This dispatch comes from the road! I am currently in Finland and because I am away from email, I am going to use this space for a Lee ramble rather than the typical question and answer.

Finland has some beautiful coffee shops. Plenty of unique spaces, lovely customer service, and well-executed Nordic style cups. I had the delight of tasting coffees from two of the same source farms as Cut but roasted in a radically different manner. It has me thinking of how we generalize coffee as an industry.

While restaurants and food culture do not make the cleanest comparison to cafes and coffee, there is some useful overlap. All of my chef friends talk about their approach to food as an individual style. They all take pride in their cooking and stand behind their use of ingredients, but I do not think any would claim their food as the universal best. Such a declaration would overstep their specific methods and downplay the diversity of food culture. Granted they borrow from schools, like French or Italian, yet even within these categories, it becomes more about the particular viewpoint of the chef or restaurant.

In coffee, we have a bad habit of doing the opposite: universalizing individual approaches as the greatest coffee, or even worse, the only coffee. In my rant on education, I attempted to disentangle my vision at Cut from those lighter roasts that emphasize green flavours and those darker roasts that highlight the char flavours deriving from the roasting process. I did so, not to diminish these other approaches, but rather mark our place in the vast industry landscape. To awkwardly continue the metaphor, as I continue to traverse to different expanses, the more important it seems to focus on articulating one’s own space – one’s own roasting philosophy.

To make the point another way, allow me to borrow from Scott Rao.

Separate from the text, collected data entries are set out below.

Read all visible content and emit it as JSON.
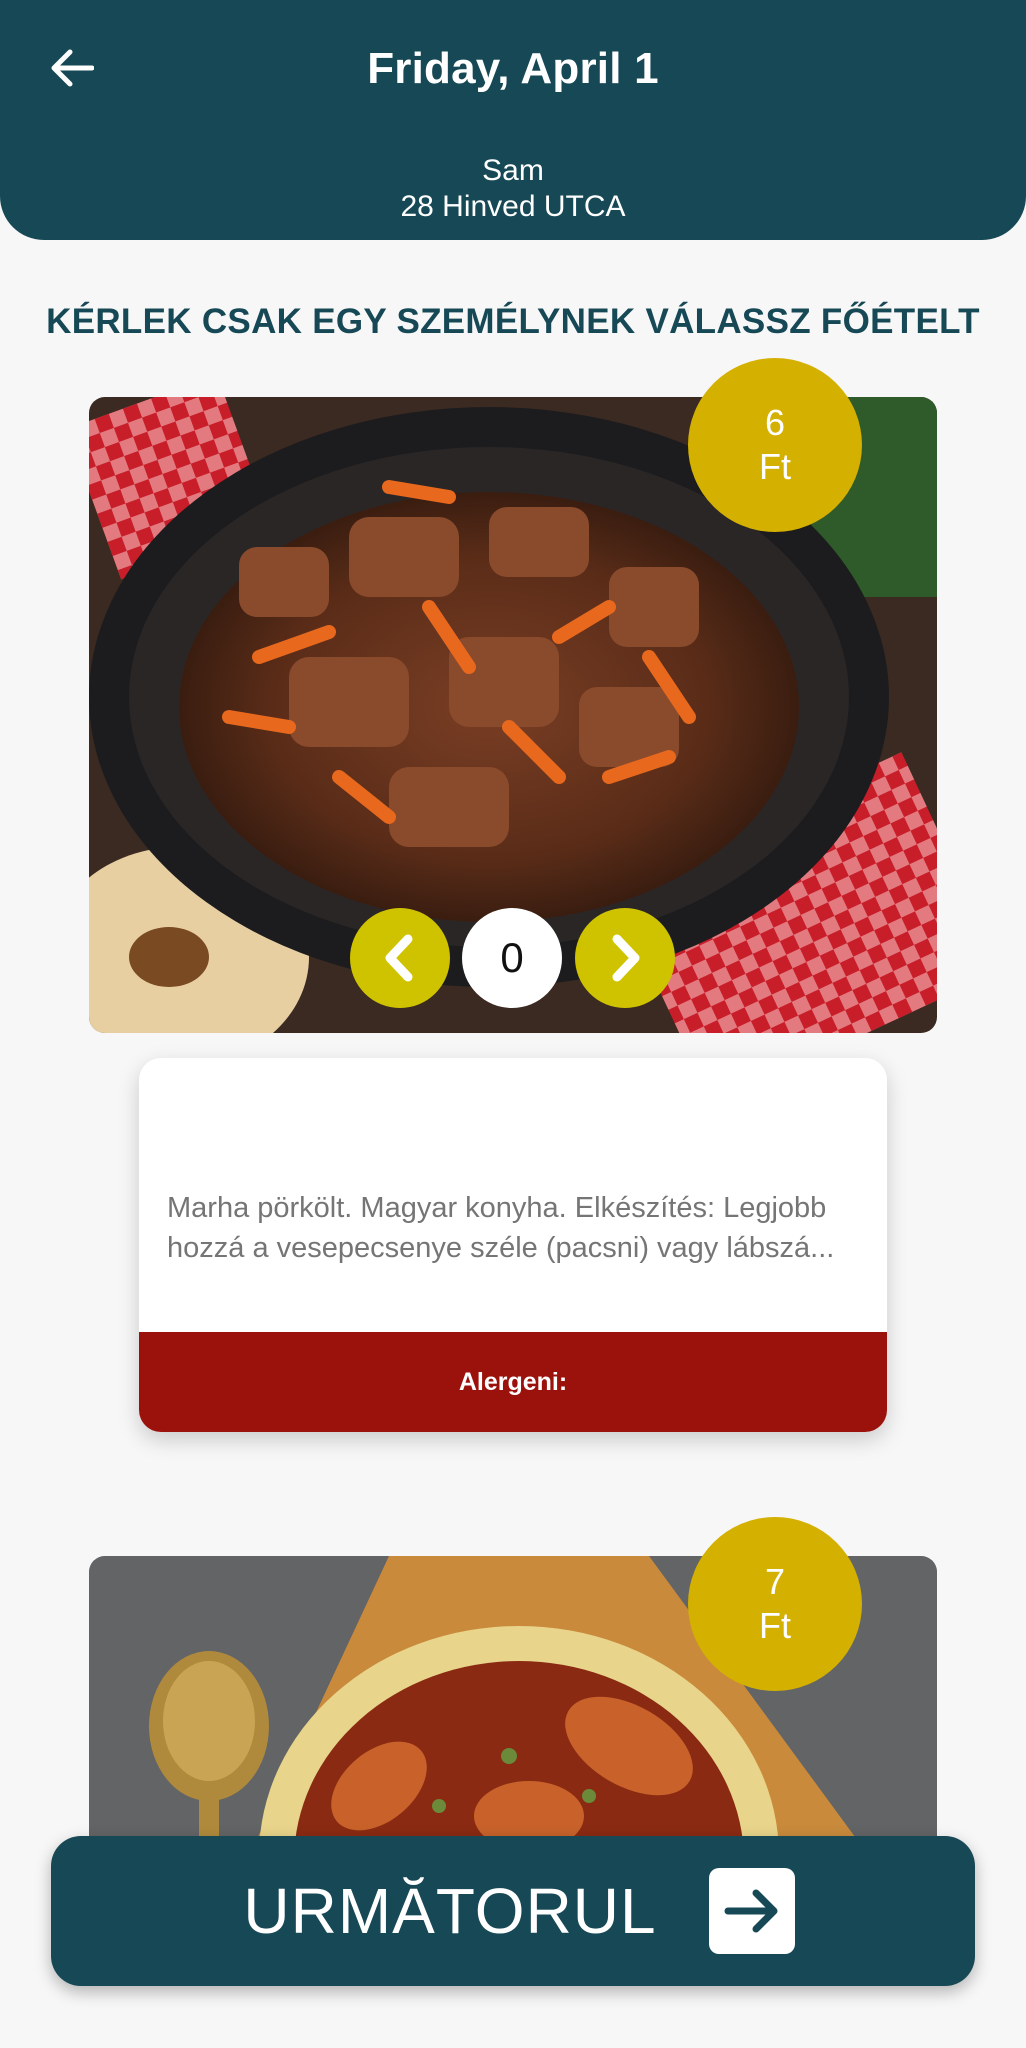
{
  "header": {
    "title": "Friday, April 1",
    "name": "Sam",
    "address": "28 Hinved UTCA"
  },
  "instruction": "KÉRLEK CSAK EGY SZEMÉLYNEK VÁLASSZ FŐÉTELT",
  "items": [
    {
      "price_value": "6",
      "price_currency": "Ft",
      "quantity": "0",
      "description": "Marha pörkölt. Magyar konyha. Elkészítés: Legjobb hozzá a vesepecsenye széle (pacsni) vagy lábszá...",
      "allergen_label": "Alergeni:"
    },
    {
      "price_value": "7",
      "price_currency": "Ft"
    }
  ],
  "next_button": {
    "label": "URMĂTORUL"
  },
  "icons": {
    "back": "arrow-left-icon",
    "prev": "chevron-left-icon",
    "next": "chevron-right-icon",
    "continue": "arrow-right-icon"
  },
  "colors": {
    "primary": "#164856",
    "badge": "#d4b000",
    "qty_button": "#cfc300",
    "allergen": "#9b110b"
  }
}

He teasingly states, “if you read the tasting notes on hundreds of third-wave coffee bags, you’d think coffee must taste like a cross between red wine and various fruity desserts”. His continues, “you’d never think the predominant flavors were roasty, biter, and sour, with just a hint of sweetness.” Comic, yet true. The majority of bags out there will parade fruit and chocolate but refuse to tarnish the perceived flawlessness entrenched in third-wave coffee with any mention of roast.

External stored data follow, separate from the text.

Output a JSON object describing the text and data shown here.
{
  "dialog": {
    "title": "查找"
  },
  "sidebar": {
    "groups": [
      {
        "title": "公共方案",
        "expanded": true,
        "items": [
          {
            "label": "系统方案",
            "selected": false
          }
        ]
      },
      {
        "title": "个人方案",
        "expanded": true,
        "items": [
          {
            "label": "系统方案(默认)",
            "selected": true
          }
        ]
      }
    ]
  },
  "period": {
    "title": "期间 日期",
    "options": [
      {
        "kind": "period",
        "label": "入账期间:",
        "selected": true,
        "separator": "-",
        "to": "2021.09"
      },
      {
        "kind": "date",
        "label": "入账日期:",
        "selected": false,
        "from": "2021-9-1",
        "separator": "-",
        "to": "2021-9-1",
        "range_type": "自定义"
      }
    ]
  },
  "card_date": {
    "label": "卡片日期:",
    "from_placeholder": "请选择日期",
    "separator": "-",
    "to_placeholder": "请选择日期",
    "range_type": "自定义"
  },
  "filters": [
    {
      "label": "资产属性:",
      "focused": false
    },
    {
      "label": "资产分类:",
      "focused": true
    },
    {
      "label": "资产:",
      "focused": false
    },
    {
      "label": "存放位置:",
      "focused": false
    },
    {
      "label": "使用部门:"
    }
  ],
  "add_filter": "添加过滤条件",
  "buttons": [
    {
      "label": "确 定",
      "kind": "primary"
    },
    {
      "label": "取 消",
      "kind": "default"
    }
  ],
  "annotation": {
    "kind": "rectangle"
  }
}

To loop together these various threads, there is a problem with honesty in modern coffee. Honesty, in how the individual roaster weaves themselves into the larger industry fabric, with the presentation of our products, and ultimately how our cups taste. I feel quite lucky that Sam allows me to end every dispatch with ‘trust the process’ because it acknowledges that roasting is a never-ending, difficult challenge. Also, it is also a pretty good coffee pun 😎.

This is spiraling into another nine-part tome, so let me just end with this: in an industry that struggles with honesty, put faith the cup. If you taste more roast or bitterness or astringency than meyer lemon and bergamot, you are likely onto something. The feedback loop is key, as it helps us on the roaster side to realize how things taste in different conditions (with different water, extraction methods, etc). This, in turn, might help foster more dialogue on the diversity of roasting styles. Less generalization and more nuance is a good thing.

As for my own camp in that landscape, let me say this: every time I profile a coffee, I hope to represent origin through developed sweetness and balanced acidity but that does not make it the world’s best coffee – it simply makes it Cut Coffee.

tl;dr: let’s stop universalizing coffee, roasting, and taste. Also, Finland is pretty neat.